Now, of course, there are more bowl games played after New Years Day than on it, including classics that feature powerhouses such as Buffalo, UConn, Ball State and Tulsa, and the national championship takes place a full week after New Years Day, by which point every CAA team but two will have played four conference games. (How’s that for a smooth segue?)

As a college basketball fan, New Years Day is now welcome, because it signals the real start of conference play. We’ve spent weeks alternately wondering and fretting over how good the Flying Dutchmen are. By the end of this stretch of three games in five days, we’ll have a good idea which instinct was correct.

So will the fans of every other CAA school. Michael Litos pointed out eariler this week that what is fun for us is hell for coaches, but Hofstra seems to have little to complain about, at least from a travel perspective: The Dutchmen play Drexel Saturday, travel to Northeastern Monday and host Delaware Wednesday.
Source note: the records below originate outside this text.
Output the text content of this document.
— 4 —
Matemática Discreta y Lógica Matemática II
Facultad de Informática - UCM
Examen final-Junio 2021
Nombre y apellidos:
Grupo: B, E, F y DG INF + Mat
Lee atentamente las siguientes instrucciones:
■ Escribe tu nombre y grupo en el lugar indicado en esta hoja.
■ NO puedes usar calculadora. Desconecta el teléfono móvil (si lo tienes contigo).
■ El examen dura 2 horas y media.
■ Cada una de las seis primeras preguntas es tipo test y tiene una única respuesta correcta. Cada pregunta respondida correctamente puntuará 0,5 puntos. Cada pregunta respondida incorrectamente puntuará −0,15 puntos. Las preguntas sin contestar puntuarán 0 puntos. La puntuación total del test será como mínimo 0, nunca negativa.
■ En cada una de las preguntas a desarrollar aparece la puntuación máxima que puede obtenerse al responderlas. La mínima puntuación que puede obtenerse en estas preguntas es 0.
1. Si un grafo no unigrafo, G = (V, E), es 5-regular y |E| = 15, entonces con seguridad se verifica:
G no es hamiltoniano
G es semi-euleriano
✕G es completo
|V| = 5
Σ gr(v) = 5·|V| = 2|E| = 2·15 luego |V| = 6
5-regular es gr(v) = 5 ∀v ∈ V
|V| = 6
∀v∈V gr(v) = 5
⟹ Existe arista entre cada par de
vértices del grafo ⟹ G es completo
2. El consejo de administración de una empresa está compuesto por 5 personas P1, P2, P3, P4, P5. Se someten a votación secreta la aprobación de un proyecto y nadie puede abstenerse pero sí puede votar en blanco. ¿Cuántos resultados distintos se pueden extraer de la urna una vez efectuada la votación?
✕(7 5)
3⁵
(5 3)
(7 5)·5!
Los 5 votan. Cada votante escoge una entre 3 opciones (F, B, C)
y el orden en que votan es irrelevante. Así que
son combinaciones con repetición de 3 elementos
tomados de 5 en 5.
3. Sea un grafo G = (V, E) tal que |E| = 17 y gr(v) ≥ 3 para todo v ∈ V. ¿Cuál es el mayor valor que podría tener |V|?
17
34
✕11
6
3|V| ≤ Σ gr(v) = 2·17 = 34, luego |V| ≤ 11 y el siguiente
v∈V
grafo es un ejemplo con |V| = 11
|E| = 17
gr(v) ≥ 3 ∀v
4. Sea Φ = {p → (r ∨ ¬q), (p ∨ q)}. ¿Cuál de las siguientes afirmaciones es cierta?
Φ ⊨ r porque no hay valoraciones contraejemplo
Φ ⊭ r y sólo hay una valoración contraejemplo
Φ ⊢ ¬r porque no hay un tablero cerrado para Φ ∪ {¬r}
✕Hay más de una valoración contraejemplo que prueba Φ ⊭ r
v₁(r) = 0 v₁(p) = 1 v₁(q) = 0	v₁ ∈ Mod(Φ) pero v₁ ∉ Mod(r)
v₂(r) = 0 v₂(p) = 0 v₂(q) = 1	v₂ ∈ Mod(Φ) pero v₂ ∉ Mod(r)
No plane rides, only one night in a hotel and no traffic if they travel to and fro Boston at the right times.

Of course, schedule-wise, it’s a beast. Recent games against Drexel and Delaware—Hofstra’s biggest traditional rivals—have been appropriately suspenseful. The Flying Dutchmen won their two games over Drexel by a combined 17 points last year, but five of the seven games between the teams the previous three seasons either went into overtime or were determined by a basket. The last three games against Delaware have been settled by five points or less while the Dutchmen are 1-2 in Northeastern’s band box since the Huskies joined the CAA in 2005.

Drexel is the perfect team against which to begin this measuring stick stretch. The Dragons were a consensus pick to finish at or near the bottom of the CAA, but Bruiser Flint is too good a coach and his teams too tough to bring up the rear two years in a row. Drexel beat Rider and St. Joseph’s over the last six days to improve to 4-6 (I may or may not have a post later about how it seems like everyone is getting hot entering CAA play), but the only teams it lost to by more than six points were Georgetown and Memphis. And those guys are pretty good.

The Dragons aren’t a mirror image of the Dutchmen, but similarities shared by the teams—as page two of Jeremy Kniffin's notes package indicates, both teams have been cold from the field and the free throw line but make up for some of those offensive struggles by outrebounding the opposition—should ensure another physical, intense game that will be a lot more compelling and fun to watch than the box score will indicate.

I wouldn’t be surprised if Greg Johnson—who set career highs with 15 points in 40 minutes against Drexel in Philadelphia last January—plays a pivotal role. And if the Dutchmen are going to win, they’ll need two guys to help Greg Washington out down low. So the picks to click Saturday are Miklos Szabo and Darren Townes. Hey, I’m nothing if not loyal.

Oh, and the over/under on technical fouls earned by passionate and vocal head coaches who laugh at the confines of the coach’s box is 1.5.

I may or may not be there, as I might be out of state and taking this one in on TV. If I’m not there, say hello to my wife. She’ll be the one snagging T-shirts from the grip of Sully Ray.